If this project does not use a drug or device, please leave area blank.
Only the FDA may permit a manufacturer to charge the institution for an investigational drug , and evidence of FDA approval must be attached to this form. If we are charging for an investigational device, you must submit evidence of the cost of a comparable device on the market.
Important: attach any documentation regarding coverage for this study from the FDA, Sponsor, Medicare or other third party insurers (including pre-certifications, device categorization, and requests to Empire for coverage of device trials).
Injury and other Compensation
This section should accurately reflect information provided by the contract if the project is industry supported and should be communicated to the patient via the Informed Consent in the appropriate areas.
Points to consider: Does the coverage of subject injury apply only after a subject’s insurance has rejected the claim? Will the sponsor reimburse subjects for co-pays and deductibles if their insurance does provide coverage for the research related injury or complication? Has this been accurately and truthfully presented in the Informed Consent document?
Some clinical trials, especially those which are PI-initiated or grant-dependent do not have plans for subject injury compensation. The Informed Consent document should accurately reflect this situation.
Cost Analysis
Use the Cost Analysis Worksheet (following page) attached to this form to list all tests/procedures/visits/drugs/devices specified in this protocol whether or not they are performed for study purposes or for clinical care. This includes any screening procedures, medical record pulls, investigational pharmacy charges, questionnaires, surveys, etc. associated with this protocol. Even if an item does not have a charge, it should be listed in this section.
For studies involving more than one arm use a separate worksheet for each arm. Indicate the study arm identifier in the first row.
Multi-sites studies utilizing central processing locations for items must enter "CPL" Central Processing Location in the "CPT Code" column fields.
Worksheet Summary Information
This information should summarize the total cost attributable to all protocol related procedures/tests/visits/drugs/devices.

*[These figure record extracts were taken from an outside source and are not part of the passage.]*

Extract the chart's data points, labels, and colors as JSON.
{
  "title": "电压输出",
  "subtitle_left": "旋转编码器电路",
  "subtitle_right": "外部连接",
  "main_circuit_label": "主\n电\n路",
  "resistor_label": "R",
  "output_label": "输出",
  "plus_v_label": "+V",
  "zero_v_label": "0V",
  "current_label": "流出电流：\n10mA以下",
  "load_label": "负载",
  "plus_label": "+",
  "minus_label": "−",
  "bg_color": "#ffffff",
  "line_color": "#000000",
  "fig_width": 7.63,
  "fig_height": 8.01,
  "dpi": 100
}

Non-billable items might occur if the GCRC is being utilized to cover the expenses of a protocol-related test or procedure. Other instances of explanation for coverage of non-billable items might include intramural coverage, in which case a letter must be included that states the approved coverage amounts and appropriate accounts that would be charged.
Cost Analysis Worksheet
List all tests/procedures/visits/drugs & devices involved in the protocol. A protocol visit schedule will help to guide what should be included in this list, but may not contain all of the items and services that will be necessary for the study.
A list of common CPT codes and the Medicare/research rate associated with that code is available on the OCT website at http://www.med.nyu.edu/oct. If CPT codes are unavailable please contact the Office of Clinical Trial Operations at 212-263-4211 for assistance.

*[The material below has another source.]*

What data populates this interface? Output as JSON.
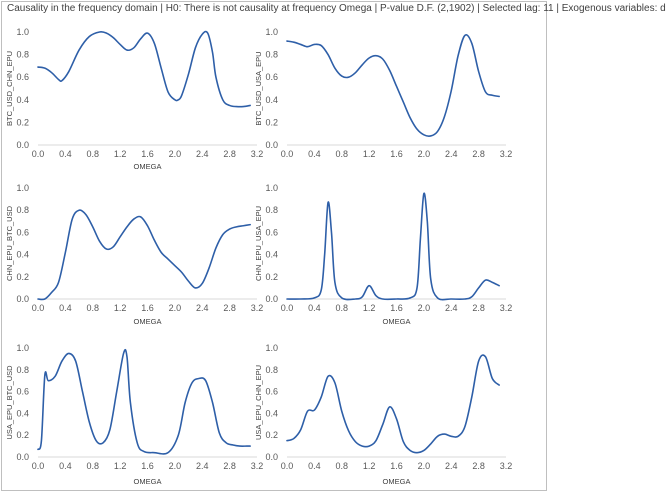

Total # of occurrences should be considered for one subject over the course of the entire trial, not for a particular year. For example, if a subject is going to get a total of four ECG’s over the course of the 18-month trial, the total # of occurrences is four. If two of those ECG’s are research related and two are routine care and billable to a subject’s insurance, then in green column (paid for by sponsor/FAME account), the number would be two and in the yellow column (billed to subject/insurer), the total would be 2.
NYU Tisch accepts the Medicare rate (known as the research rate) for research-related items. For items charged against a research study account, this rate would apply. A sponsor may provide more compensation for a particular item than the listed Medicare rate however the study account will only be charged the research rate.
The total estimated cost at the bottom of the columns should be a monetary value. If there are four ECG’s, each $100.00 and two reimbursed by the sponsor while the other two are paid by insurance, the total estimated cost at the bottom of the green column is $200.00 and under the yellow column is $200.00. These costs would be reflected in the appropriate area in the Work Sheet Summary Area preceding the Cost Analysis Worksheet.